A “politicised” approach to tax may offer electoral dividends but has economic downsides

Hunt sees himself as having two bites at setting out the Conservative offer on tax – now and in the budget. He will be tempted to make changes that may help mitigate the current feel-bad factor. The problem for him is that that requires relatively serious money (and might be most efficiently done simply by mitigating the “stealth” effects of future fiscal drag – that is, for example, by starting to uprate tax allowances and thresholds with inflation – but which would offer zero political dividend).

But Hunt will also be tempted to use the autumn statement and budget to lay political traps for Labour. In his podcast, George Osborne recommended piling spare cash into the NHS now – but leaving the longer-term numbers unchanged to leave the task of making cuts to Rachel Reeves. Osborne himself admitted that that was absolutely not what the NHS itself needed, but weighed that against the politics.

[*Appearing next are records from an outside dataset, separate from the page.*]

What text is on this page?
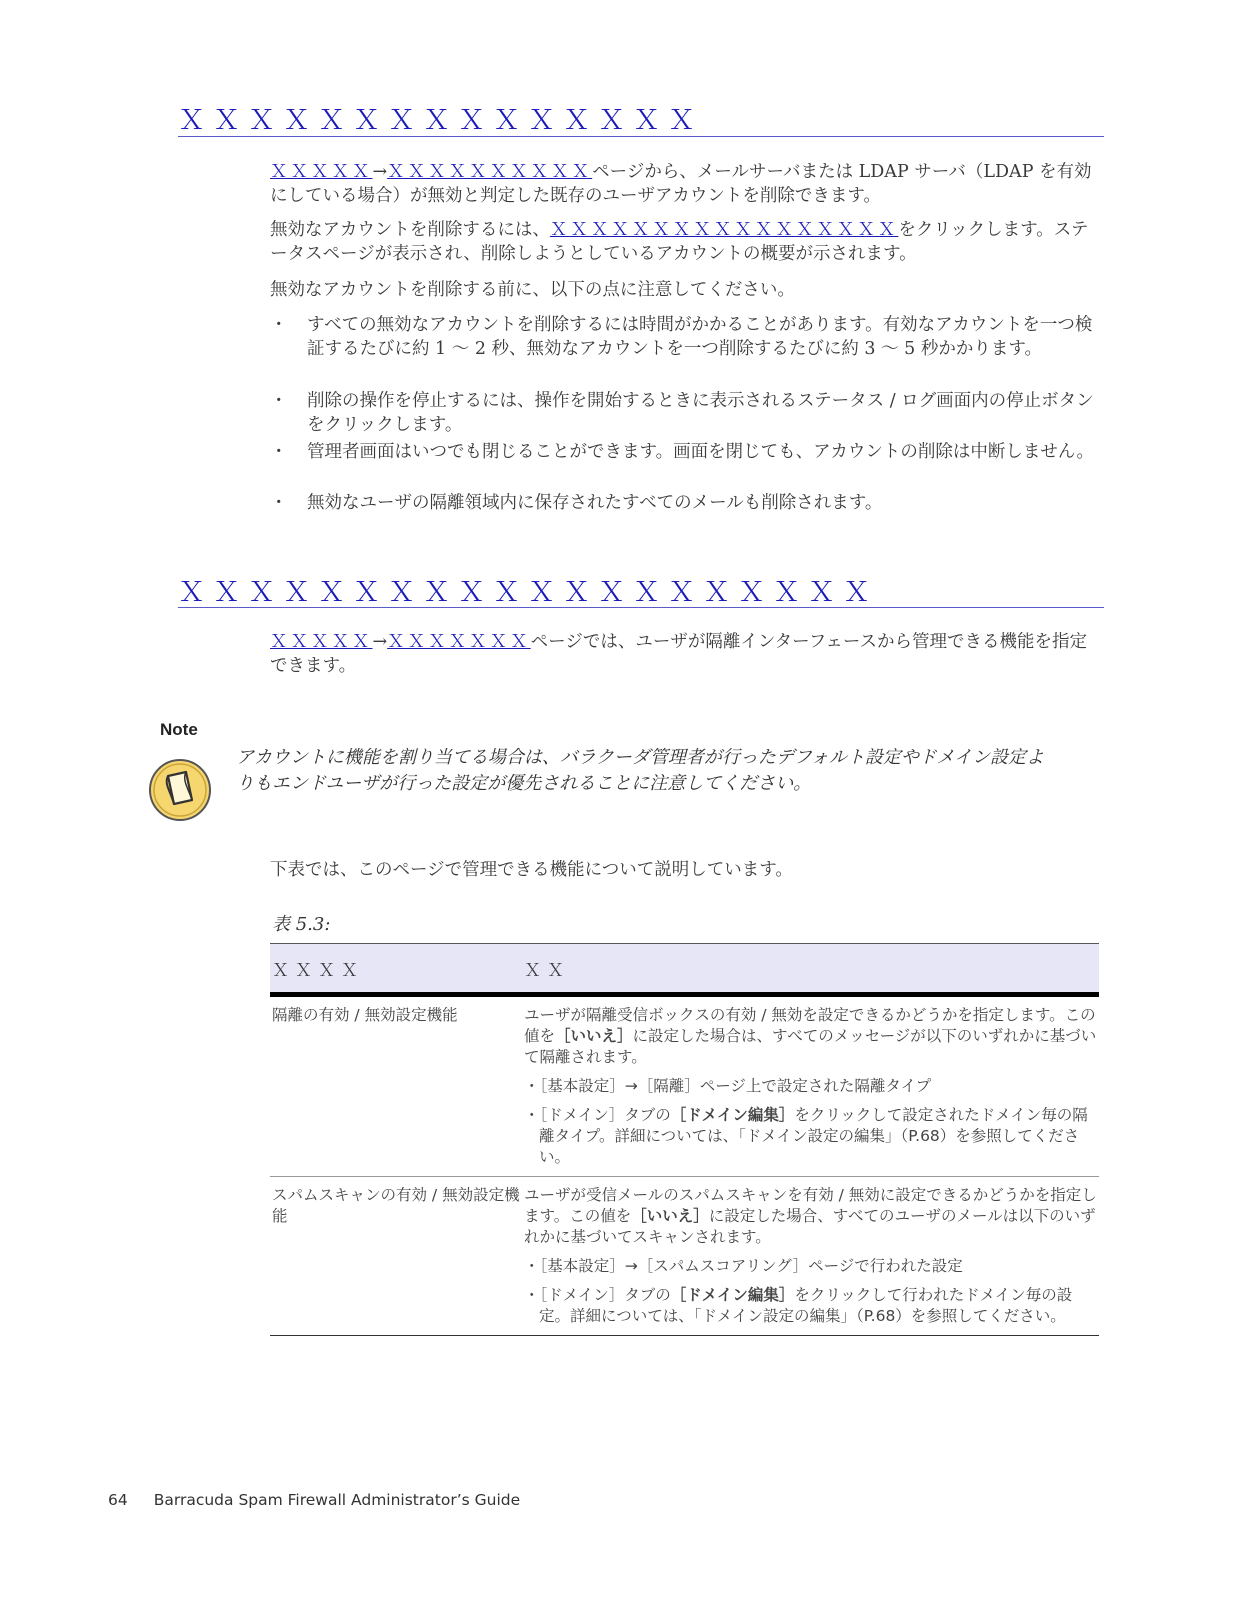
ＸＸＸＸＸＸＸＸＸＸＸＸＸＸＸ
ＸＸＸＸＸ→ＸＸＸＸＸＸＸＸＸＸページから、メールサーバまたは LDAP サーバ（LDAP を有効にしている場合）が無効と判定した既存のユーザアカウントを削除できます。
無効なアカウントを削除するには、ＸＸＸＸＸＸＸＸＸＸＸＸＸＸＸＸＸをクリックします。ステータスページが表示され、削除しようとしているアカウントの概要が示されます。
無効なアカウントを削除する前に、以下の点に注意してください。
・ すべての無効なアカウントを削除するには時間がかかることがあります。有効なアカウントを一つ検証するたびに約 1 〜 2 秒、無効なアカウントを一つ削除するたびに約 3 〜 5 秒かかります。
・ 削除の操作を停止するには、操作を開始するときに表示されるステータス / ログ画面内の停止ボタンをクリックします。
・ 管理者画面はいつでも閉じることができます。画面を閉じても、アカウントの削除は中断しません。
・ 無効なユーザの隔離領域内に保存されたすべてのメールも削除されます。
ＸＸＸＸＸＸＸＸＸＸＸＸＸＸＸＸＸＸＸＸ
ＸＸＸＸＸ→ＸＸＸＸＸＸＸページでは、ユーザが隔離インターフェースから管理できる機能を指定できます。
Note
アカウントに機能を割り当てる場合は、バラクーダ管理者が行ったデフォルト設定やドメイン設定よりもエンドユーザが行った設定が優先されることに注意してください。
下表では、このページで管理できる機能について説明しています。
表 5.3:
ＸＸＸＸ	ＸＸ
隔離の有効 / 無効設定機能	ユーザが隔離受信ボックスの有効 / 無効を設定できるかどうかを指定します。この値を［いいえ］に設定した場合は、すべてのメッセージが以下のいずれかに基づいて隔離されます。
・［基本設定］→［隔離］ページ上で設定された隔離タイプ
・［ドメイン］タブの［ドメイン編集］をクリックして設定されたドメイン毎の隔離タイプ。詳細については、「ドメイン設定の編集」（P.68）を参照してください。

スパムスキャンの有効 / 無効設定機能	ユーザが受信メールのスパムスキャンを有効 / 無効に設定できるかどうかを指定します。この値を［いいえ］に設定した場合、すべてのユーザのメールは以下のいずれかに基づいてスキャンされます。
・［基本設定］→［スパムスコアリング］ページで行われた設定
・［ドメイン］タブの［ドメイン編集］をクリックして行われたドメイン毎の設定。詳細については、「ドメイン設定の編集」（P.68）を参照してください。
64 Barracuda Spam Firewall Administrator’s Guide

Other possibilities are setting out changes to come – Reeves is already being asked if she would reverse changes to inheritance tax, if Hunt pencils them in; she presumably would be asked the same about changes to stamp duty. That would apply in spades if Hunt promises a roadmap of income tax or NI cuts. Making these sorts of tax changes into political footballs is the reverse of the sort of certainty that taxpayers need to enable them to plan long term – and backing a future chancellor into a corner where they are forced to give commitments will simply mean they are forced to find second and third best options in the future.

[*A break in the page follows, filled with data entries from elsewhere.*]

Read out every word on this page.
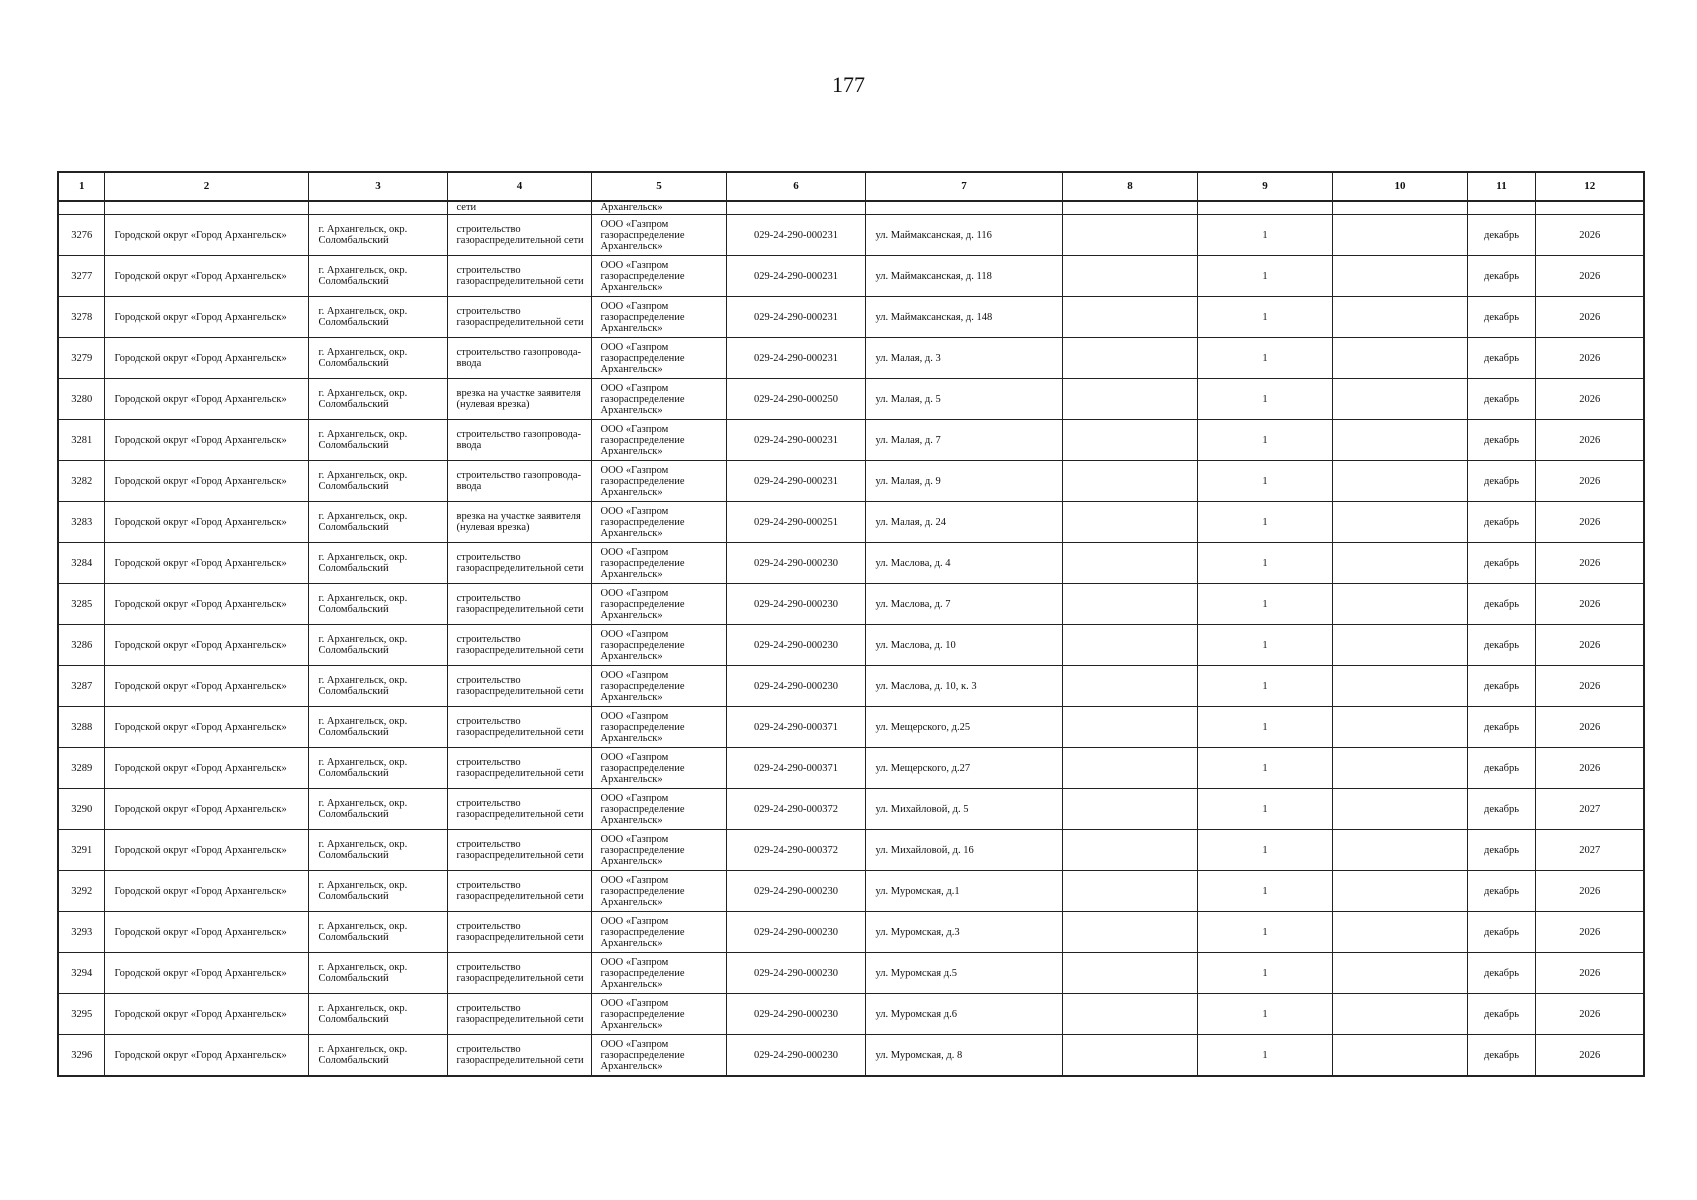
177
1	2	3	4	5	6	7	8	9	10	11	12
			сети	Архангельск»							
3276	Городской округ «Город Архангельск»	г. Архангельск, окр. Соломбальский	строительство газораспределительной сети	ООО «Газпром газораспределение Архангельск»	029-24-290-000231	ул. Маймаксанская, д. 116		1		декабрь	2026
3277	Городской округ «Город Архангельск»	г. Архангельск, окр. Соломбальский	строительство газораспределительной сети	ООО «Газпром газораспределение Архангельск»	029-24-290-000231	ул. Маймаксанская, д. 118		1		декабрь	2026
3278	Городской округ «Город Архангельск»	г. Архангельск, окр. Соломбальский	строительство газораспределительной сети	ООО «Газпром газораспределение Архангельск»	029-24-290-000231	ул. Маймаксанская, д. 148		1		декабрь	2026
3279	Городской округ «Город Архангельск»	г. Архангельск, окр. Соломбальский	строительство газопровода-ввода	ООО «Газпром газораспределение Архангельск»	029-24-290-000231	ул. Малая, д. 3		1		декабрь	2026
3280	Городской округ «Город Архангельск»	г. Архангельск, окр. Соломбальский	врезка на участке заявителя (нулевая врезка)	ООО «Газпром газораспределение Архангельск»	029-24-290-000250	ул. Малая, д. 5		1		декабрь	2026
3281	Городской округ «Город Архангельск»	г. Архангельск, окр. Соломбальский	строительство газопровода-ввода	ООО «Газпром газораспределение Архангельск»	029-24-290-000231	ул. Малая, д. 7		1		декабрь	2026
3282	Городской округ «Город Архангельск»	г. Архангельск, окр. Соломбальский	строительство газопровода-ввода	ООО «Газпром газораспределение Архангельск»	029-24-290-000231	ул. Малая, д. 9		1		декабрь	2026
3283	Городской округ «Город Архангельск»	г. Архангельск, окр. Соломбальский	врезка на участке заявителя (нулевая врезка)	ООО «Газпром газораспределение Архангельск»	029-24-290-000251	ул. Малая, д. 24		1		декабрь	2026
3284	Городской округ «Город Архангельск»	г. Архангельск, окр. Соломбальский	строительство газораспределительной сети	ООО «Газпром газораспределение Архангельск»	029-24-290-000230	ул. Маслова, д. 4		1		декабрь	2026
3285	Городской округ «Город Архангельск»	г. Архангельск, окр. Соломбальский	строительство газораспределительной сети	ООО «Газпром газораспределение Архангельск»	029-24-290-000230	ул. Маслова, д. 7		1		декабрь	2026
3286	Городской округ «Город Архангельск»	г. Архангельск, окр. Соломбальский	строительство газораспределительной сети	ООО «Газпром газораспределение Архангельск»	029-24-290-000230	ул. Маслова, д. 10		1		декабрь	2026
3287	Городской округ «Город Архангельск»	г. Архангельск, окр. Соломбальский	строительство газораспределительной сети	ООО «Газпром газораспределение Архангельск»	029-24-290-000230	ул. Маслова, д. 10, к. 3		1		декабрь	2026
3288	Городской округ «Город Архангельск»	г. Архангельск, окр. Соломбальский	строительство газораспределительной сети	ООО «Газпром газораспределение Архангельск»	029-24-290-000371	ул. Мещерского, д.25		1		декабрь	2026
3289	Городской округ «Город Архангельск»	г. Архангельск, окр. Соломбальский	строительство газораспределительной сети	ООО «Газпром газораспределение Архангельск»	029-24-290-000371	ул. Мещерского, д.27		1		декабрь	2026
3290	Городской округ «Город Архангельск»	г. Архангельск, окр. Соломбальский	строительство газораспределительной сети	ООО «Газпром газораспределение Архангельск»	029-24-290-000372	ул. Михайловой, д. 5		1		декабрь	2027
3291	Городской округ «Город Архангельск»	г. Архангельск, окр. Соломбальский	строительство газораспределительной сети	ООО «Газпром газораспределение Архангельск»	029-24-290-000372	ул. Михайловой, д. 16		1		декабрь	2027
3292	Городской округ «Город Архангельск»	г. Архангельск, окр. Соломбальский	строительство газораспределительной сети	ООО «Газпром газораспределение Архангельск»	029-24-290-000230	ул. Муромская, д.1		1		декабрь	2026
3293	Городской округ «Город Архангельск»	г. Архангельск, окр. Соломбальский	строительство газораспределительной сети	ООО «Газпром газораспределение Архангельск»	029-24-290-000230	ул. Муромская, д.3		1		декабрь	2026
3294	Городской округ «Город Архангельск»	г. Архангельск, окр. Соломбальский	строительство газораспределительной сети	ООО «Газпром газораспределение Архангельск»	029-24-290-000230	ул. Муромская д.5		1		декабрь	2026
3295	Городской округ «Город Архангельск»	г. Архангельск, окр. Соломбальский	строительство газораспределительной сети	ООО «Газпром газораспределение Архангельск»	029-24-290-000230	ул. Муромская д.6		1		декабрь	2026
3296	Городской округ «Город Архангельск»	г. Архангельск, окр. Соломбальский	строительство газораспределительной сети	ООО «Газпром газораспределение Архангельск»	029-24-290-000230	ул. Муромская, д. 8		1		декабрь	2026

Hunt should try to hang onto his reputation for competence

Jeremy Hunt has had a pretty grim time as chancellor. He came in with a mission to restore fiscal credibility after the disastrous Kwasi Kwarteng mini-budget. He did that by reversing most – but not quite all – of the unfunded tax cuts that the Truss government had announced.

It is understandable that he now feels electoral pressure to declare victory and change track. Many of the proposals being floated look designed to save Conservative seats in Surrey – like his own. But a sugar rush statement risks destroying now the reputation for competence he has tried to nurture – and damaging the UK economy longer-term.

The best autumn surprise Hunt could deliver is a “do little” autumn statement (on tax at least) and tell us all to wait until he has a more certain view of the numbers in March when he is in the best position to set the fiscal course for the next year. Not to give officials an easy life – but to make sure tax and spend policy choices are the promised “long-term decisions for a better future.”